Marcus Neto: Right. You're resting.

Shellie Teague: I'm recharging. I'm not responding to another email, and trying to create those boundaries and realize that, and I think a lot of people, it's not just me, bu I feel like I've heard this conversation more about it's okay to not do anything.

Marcus Neto: Right.

Shellie Teague: It's okay to just be.

Marcus Neto: It's a weird thing for those of us that have either, like in your case, run a business, or are freelancing, or whatever because we're just always running from task to task and trying to execute. And then you find yourself in this situation where... Another, a friend of mine, I won't say who it is, but she wrote a post on Instagram about how she felt guilty when she would go to the beach, or if she wasn't completely just physically and mentally exhausted at the end of the day she was just like something was wrong. Like "I didn't give it my all." And stuff like that. And I think a lot of small business owners can relate to that, but it's so not a healthy place to be.

Marcus Neto: And so, one of the things that I've tried to communicate over the course of the last year through this and in other venues is just you have to take that time and just... I was going through a rough period end of last year, early this year, and my thing was watching Ridiculousness. If you followed me on Instagram, there's a pretty good chance that in my story there was at least once or twice a day where I was just checking into an episode, and I think I've watched all one million episodes of Ridiculousness, but there was just something silly about that show that just I needed it at that period of time to just kind of check out, and rest, and relax my brain because even dramas and stuff like that were just too much. There was so much going on that I just needed mindless, and I think that's why reality TV is so popular too.

Shellie Teague: I think so. And I get it. I don't care for reality TV myself.

Marcus Neto: Yeah.

Shellie Teague: But I can get it. I get the mindlessness because I'm a crier when it comes to watching things. I mean, I will cry.

Marcus Neto: She's crying right now folks.

Shellie Teague: I'm very clearly... Yes. I'm sobbing.

Shellie Teague: I very clearly remember watching Lion King in the theater and crying when Mufasa died.

Marcus Neto: Oh my gosh.

Shellie Teague: I get very invested in the storylines and the characters and I realize that these dramas that I do love-

Marcus Neto: Right.

Shellie Teague: I mean I was just so torn up about these characters and their storylines that watching or listening to murder mysteries, or watching the episode of Friends for that thousandth time was just more mindless and made me happier than crying.

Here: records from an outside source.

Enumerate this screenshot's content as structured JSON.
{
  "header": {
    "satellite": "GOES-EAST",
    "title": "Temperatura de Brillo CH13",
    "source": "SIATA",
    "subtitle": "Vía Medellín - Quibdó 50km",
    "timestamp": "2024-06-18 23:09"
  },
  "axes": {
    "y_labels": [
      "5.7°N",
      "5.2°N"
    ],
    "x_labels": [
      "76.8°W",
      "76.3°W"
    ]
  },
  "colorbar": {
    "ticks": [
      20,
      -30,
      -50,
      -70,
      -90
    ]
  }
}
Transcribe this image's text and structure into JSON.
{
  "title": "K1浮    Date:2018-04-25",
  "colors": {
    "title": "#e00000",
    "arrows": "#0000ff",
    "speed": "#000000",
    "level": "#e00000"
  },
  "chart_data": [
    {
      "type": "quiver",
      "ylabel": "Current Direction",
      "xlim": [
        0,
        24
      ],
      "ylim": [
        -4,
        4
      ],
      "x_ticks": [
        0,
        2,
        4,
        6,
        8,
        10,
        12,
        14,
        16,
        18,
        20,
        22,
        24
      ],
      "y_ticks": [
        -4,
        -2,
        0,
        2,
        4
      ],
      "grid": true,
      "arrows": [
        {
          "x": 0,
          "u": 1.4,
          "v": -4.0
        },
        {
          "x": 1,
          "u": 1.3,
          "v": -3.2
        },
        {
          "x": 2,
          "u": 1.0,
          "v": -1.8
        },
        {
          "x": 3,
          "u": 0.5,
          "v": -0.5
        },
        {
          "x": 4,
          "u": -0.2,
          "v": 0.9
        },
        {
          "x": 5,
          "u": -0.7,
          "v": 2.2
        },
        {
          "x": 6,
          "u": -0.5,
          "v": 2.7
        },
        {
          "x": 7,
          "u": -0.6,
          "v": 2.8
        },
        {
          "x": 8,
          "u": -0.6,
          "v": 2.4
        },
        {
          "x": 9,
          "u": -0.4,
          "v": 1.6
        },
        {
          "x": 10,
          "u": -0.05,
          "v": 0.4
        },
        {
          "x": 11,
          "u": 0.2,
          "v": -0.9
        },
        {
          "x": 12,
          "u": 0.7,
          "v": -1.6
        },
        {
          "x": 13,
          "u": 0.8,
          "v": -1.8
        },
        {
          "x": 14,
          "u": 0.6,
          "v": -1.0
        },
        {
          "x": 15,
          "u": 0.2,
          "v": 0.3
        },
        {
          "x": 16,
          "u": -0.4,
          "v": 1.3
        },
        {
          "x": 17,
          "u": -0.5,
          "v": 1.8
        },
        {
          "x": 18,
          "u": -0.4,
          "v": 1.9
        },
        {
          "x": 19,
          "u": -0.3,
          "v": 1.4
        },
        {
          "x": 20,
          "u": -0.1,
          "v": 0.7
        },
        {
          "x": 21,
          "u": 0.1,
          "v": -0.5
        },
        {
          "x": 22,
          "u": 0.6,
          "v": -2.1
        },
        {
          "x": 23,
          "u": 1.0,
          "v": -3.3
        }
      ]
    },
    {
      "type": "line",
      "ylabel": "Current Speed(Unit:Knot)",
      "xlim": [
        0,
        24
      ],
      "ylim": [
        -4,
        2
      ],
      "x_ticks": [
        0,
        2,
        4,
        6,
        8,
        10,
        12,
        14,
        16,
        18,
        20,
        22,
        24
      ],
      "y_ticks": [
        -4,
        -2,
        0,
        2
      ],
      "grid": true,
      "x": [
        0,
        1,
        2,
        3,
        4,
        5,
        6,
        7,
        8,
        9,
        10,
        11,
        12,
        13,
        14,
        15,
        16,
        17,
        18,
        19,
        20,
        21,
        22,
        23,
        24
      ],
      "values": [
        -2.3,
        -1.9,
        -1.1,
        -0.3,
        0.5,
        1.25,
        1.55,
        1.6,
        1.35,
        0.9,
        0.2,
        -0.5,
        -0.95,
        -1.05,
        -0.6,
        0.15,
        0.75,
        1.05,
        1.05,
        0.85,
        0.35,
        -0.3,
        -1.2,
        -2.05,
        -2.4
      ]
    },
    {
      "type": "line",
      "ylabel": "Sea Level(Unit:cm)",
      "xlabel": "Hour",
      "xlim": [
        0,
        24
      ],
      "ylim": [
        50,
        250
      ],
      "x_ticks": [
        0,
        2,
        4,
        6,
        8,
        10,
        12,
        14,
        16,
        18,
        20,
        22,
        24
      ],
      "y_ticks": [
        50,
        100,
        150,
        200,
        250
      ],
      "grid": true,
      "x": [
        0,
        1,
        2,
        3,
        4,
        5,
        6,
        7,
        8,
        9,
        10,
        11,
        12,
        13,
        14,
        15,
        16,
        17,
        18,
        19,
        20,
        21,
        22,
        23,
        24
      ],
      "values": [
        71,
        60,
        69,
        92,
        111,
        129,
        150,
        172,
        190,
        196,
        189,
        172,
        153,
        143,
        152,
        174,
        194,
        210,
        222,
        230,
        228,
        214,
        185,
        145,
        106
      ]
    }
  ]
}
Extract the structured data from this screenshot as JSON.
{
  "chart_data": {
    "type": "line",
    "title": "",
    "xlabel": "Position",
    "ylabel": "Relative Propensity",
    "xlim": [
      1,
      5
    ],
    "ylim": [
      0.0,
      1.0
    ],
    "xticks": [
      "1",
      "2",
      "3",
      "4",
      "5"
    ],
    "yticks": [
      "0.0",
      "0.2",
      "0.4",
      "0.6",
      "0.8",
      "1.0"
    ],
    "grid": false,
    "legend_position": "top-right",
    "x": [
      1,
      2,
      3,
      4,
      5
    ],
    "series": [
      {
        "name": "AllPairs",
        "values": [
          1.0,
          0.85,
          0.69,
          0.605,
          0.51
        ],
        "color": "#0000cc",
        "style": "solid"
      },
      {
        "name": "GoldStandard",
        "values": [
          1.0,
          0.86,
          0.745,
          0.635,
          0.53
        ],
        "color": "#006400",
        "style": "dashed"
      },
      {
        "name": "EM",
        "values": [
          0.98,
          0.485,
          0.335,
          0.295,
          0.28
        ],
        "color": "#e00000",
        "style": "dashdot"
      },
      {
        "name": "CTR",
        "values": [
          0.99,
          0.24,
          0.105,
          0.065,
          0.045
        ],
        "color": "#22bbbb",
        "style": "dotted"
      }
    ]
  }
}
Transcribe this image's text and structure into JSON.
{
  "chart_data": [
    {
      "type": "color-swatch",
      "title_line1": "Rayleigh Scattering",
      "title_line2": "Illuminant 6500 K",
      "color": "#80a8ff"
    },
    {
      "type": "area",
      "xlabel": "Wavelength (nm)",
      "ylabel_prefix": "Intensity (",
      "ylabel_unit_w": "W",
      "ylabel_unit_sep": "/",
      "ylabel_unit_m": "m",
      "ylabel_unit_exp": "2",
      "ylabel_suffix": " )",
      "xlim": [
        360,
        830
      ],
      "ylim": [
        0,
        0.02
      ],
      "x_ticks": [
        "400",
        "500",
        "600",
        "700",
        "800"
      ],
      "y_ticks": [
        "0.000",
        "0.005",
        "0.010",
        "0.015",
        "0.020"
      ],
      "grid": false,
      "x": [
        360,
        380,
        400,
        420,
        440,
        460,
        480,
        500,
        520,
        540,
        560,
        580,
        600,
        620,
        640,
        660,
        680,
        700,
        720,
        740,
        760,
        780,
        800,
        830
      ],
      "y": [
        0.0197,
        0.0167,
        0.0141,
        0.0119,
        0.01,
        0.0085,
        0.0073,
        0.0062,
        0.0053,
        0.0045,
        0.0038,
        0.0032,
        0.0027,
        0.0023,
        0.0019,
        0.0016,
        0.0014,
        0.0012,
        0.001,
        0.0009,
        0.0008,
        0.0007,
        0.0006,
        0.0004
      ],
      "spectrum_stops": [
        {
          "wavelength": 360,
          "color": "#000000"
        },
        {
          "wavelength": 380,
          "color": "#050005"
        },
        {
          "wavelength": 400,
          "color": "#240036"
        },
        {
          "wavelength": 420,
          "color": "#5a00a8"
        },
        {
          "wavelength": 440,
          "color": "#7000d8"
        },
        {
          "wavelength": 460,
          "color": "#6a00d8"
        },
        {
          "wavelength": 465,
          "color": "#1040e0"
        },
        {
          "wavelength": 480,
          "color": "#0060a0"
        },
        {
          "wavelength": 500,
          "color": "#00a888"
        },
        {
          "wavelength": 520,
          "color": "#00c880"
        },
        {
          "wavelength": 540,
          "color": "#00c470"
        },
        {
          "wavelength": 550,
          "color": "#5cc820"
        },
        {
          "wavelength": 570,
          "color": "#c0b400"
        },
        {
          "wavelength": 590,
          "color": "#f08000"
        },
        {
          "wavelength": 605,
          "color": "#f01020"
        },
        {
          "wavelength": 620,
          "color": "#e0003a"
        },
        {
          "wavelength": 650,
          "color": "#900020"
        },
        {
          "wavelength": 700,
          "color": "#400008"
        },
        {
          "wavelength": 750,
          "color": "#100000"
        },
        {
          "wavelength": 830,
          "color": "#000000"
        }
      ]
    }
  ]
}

Marcus Neto: It's really good. Well, tell people where they can find you.

Shellie Teague: I'm usually chauffeuring my kids around. So in the van, as my four year old calls it very specifically, The Minivan. He won't call it the van, he calls it The Minivan.

Shellie Teague: But usually if I'm not at home working then I'm at Container Yard or working at a coffee shop.

Marcus Neto: Sure.

Shellie Teague: Which I've been doing a lot of remote work and it just kind of works for us.

Shellie Teague: And then you can go online and follow us. S Alexander Consulting on Facebook, or follow the hashtag Tiny Teagues because I'm usually only posting about my children. So much so that I finally just bought the URL, tinyteagues.com.

Marcus Neto: That's great.

Shellie Teague: I don't know what I'm doing with it, but I own it.

Marcus Neto: My very first domain I think that I purchased was thenetos.com because we had some friends that always referred to us as The Neto's. So, I still have it and my boys use it. I don't use it much anymore. But anyway.

Marcus Neto: Well, I want to thank you again for coming on the podcast. To wrap up any final thoughts or comments you'd like to share?

Shellie Teague: No, I think just thanks for having me. I love the podcast.

Marcus Neto: Yeah, absolutely. Was a no brainer.

Marcus Neto: So Shellie, I appreciate your willingness to sit with me and share your journey as a business owner and entrepreneur. It's been great talking with you.

Shellie Teague: Great talking to you.